Of the 16 cases included in the example, there were 4 cases of adverse-risk AML, 9 cases of intermediate-risk AML, and 2 cases of favorable-risk AML (risk ratio, (adverse:intermediate:favorable risk=4:9:2). Among the adverse-risk AML cases, 1 case of M2a AML was generally considered more manageable. The intermediate risk groups included 2 cases of M4a, and 2 cases of M2. The favorable risk group consisted of 2 cases of M6. Therefore, the difference in risk degree among three categories of AML was not noteworthy.
With the measurement of EEI and HEI, the QCEI of cancer treatment may effectively reflect the value of therapies and thereby warrants further investigation and application. However, since this is the first version of the QCEI of cancer treatment, further studies are required. The index potently provides an available method for the assessment of treatments for cancer, which may also contribute to the development of health and medical publishing. Cost-effectiveness analysis (CEA) is used to support health sector decisions about the allocation of limited resources and contribute to policy management and inequality aversion (22). A recent study performed CEA to assess cost-effectiveness by comparing diagnostic test results, coronary revascularization, incident major adverse cardiovascular event, and costs during 60 days and 2 years (23). Compared with this approach and other CEAs, the QCEI in the present study clearly indicates the effectiveness when tailoring the benefits of treatment and focuses on cancer patients. In this case, QCEI may directly recommend suitable and economical treatment options to patients and policy makers.

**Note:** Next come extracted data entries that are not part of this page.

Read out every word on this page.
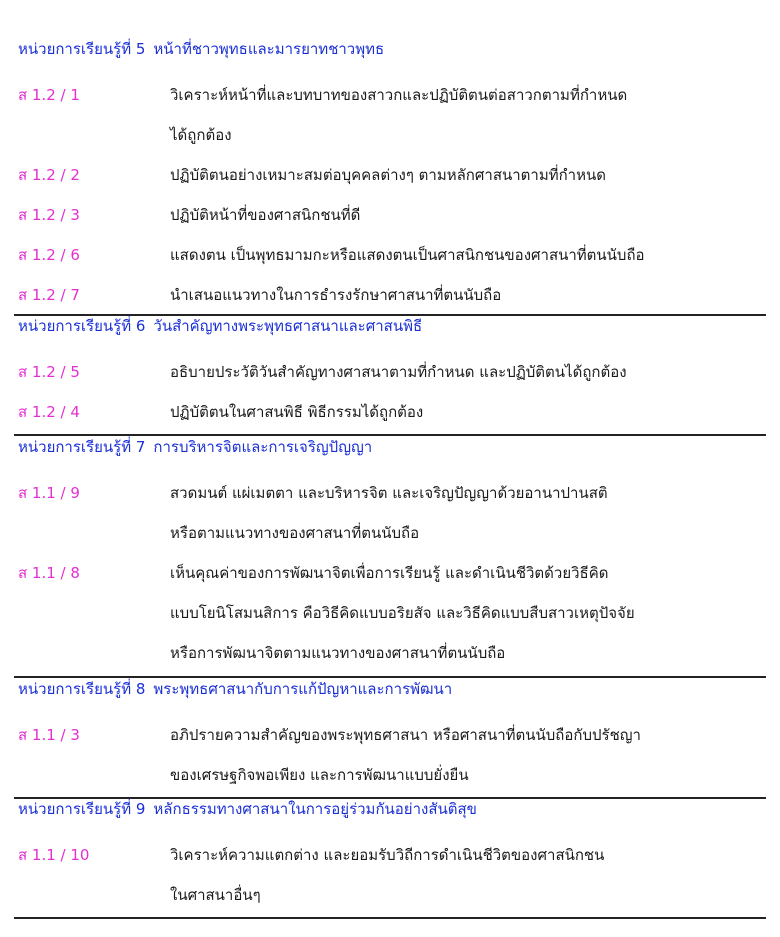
หน่วยการเรียนรู้ที่ 5 หน้าที่ชาวพุทธและมารยาทชาวพุทธ
ส 1.2 / 1	วิเคราะห์หน้าที่และบทบาทของสาวกและปฏิบัติตนต่อสาวกตามที่กำหนด
ได้ถูกต้อง
ส 1.2 / 2	ปฏิบัติตนอย่างเหมาะสมต่อบุคคลต่างๆ ตามหลักศาสนาตามที่กำหนด
ส 1.2 / 3	ปฏิบัติหน้าที่ของศาสนิกชนที่ดี
ส 1.2 / 6	แสดงตน เป็นพุทธมามกะหรือแสดงตนเป็นศาสนิกชนของศาสนาที่ตนนับถือ
ส 1.2 / 7	นำเสนอแนวทางในการธำรงรักษาศาสนาที่ตนนับถือ
หน่วยการเรียนรู้ที่ 6 วันสำคัญทางพระพุทธศาสนาและศาสนพิธี
ส 1.2 / 5	อธิบายประวัติวันสำคัญทางศาสนาตามที่กำหนด และปฏิบัติตนได้ถูกต้อง
ส 1.2 / 4	ปฏิบัติตนในศาสนพิธี พิธีกรรมได้ถูกต้อง
หน่วยการเรียนรู้ที่ 7 การบริหารจิตและการเจริญปัญญา
ส 1.1 / 9	สวดมนต์ แผ่เมตตา และบริหารจิต และเจริญปัญญาด้วยอานาปานสติ
หรือตามแนวทางของศาสนาที่ตนนับถือ
ส 1.1 / 8	เห็นคุณค่าของการพัฒนาจิตเพื่อการเรียนรู้ และดำเนินชีวิตด้วยวิธีคิด
แบบโยนิโสมนสิการ คือวิธีคิดแบบอริยสัจ และวิธีคิดแบบสืบสาวเหตุปัจจัย
หรือการพัฒนาจิตตามแนวทางของศาสนาที่ตนนับถือ
หน่วยการเรียนรู้ที่ 8 พระพุทธศาสนากับการแก้ปัญหาและการพัฒนา
ส 1.1 / 3	อภิปรายความสำคัญของพระพุทธศาสนา หรือศาสนาที่ตนนับถือกับปรัชญา
ของเศรษฐกิจพอเพียง และการพัฒนาแบบยั่งยืน
หน่วยการเรียนรู้ที่ 9 หลักธรรมทางศาสนาในการอยู่ร่วมกันอย่างสันติสุข
ส 1.1 / 10	วิเคราะห์ความแตกต่าง และยอมรับวิถีการดำเนินชีวิตของศาสนิกชน
ในศาสนาอื่นๆ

AML is a relatively rare, yet costly type of cancer, currently characterized by high-cost intensive treatments that often require hospitalization. Currently, in the USA, the total mean episode costs are highest in relapsed/refractory (R/R) episodes ($439,104), followed by hematopoietic stem cell transplantation ($329,621) and high-intensity chemotherapy ($198,657) (24,25). Such an economic burden is too heavy for numerous families, particularly those in developing countries (26). The comprehensive evaluation of the treatment efficacy and expense is crucial to therapy treatment. Only when the treatment efficacy is ensured and the treatment costs are reduced, can more AML patients be able to receive first-line treatments (27). Moreover, as cancer survival rates rise, so does the cost of life-saving treatments (28). Over the past two decades, health spending on cancer has increased more rapidly than the increase in cancer incidence (29). There is no single strategy that would be optimal for all patients with a given disease. It is essential to find a strategy to assess the cost and effectiveness of treatments against cancer. In recent years, with regard to cancer, precision medicine is often advocated, combined with gene-targeted therapy and immune-targeted approaches (30). In this manner, health care providers can offer and plan specific care for their patients, based on financial condition, behaviors, habits and genes.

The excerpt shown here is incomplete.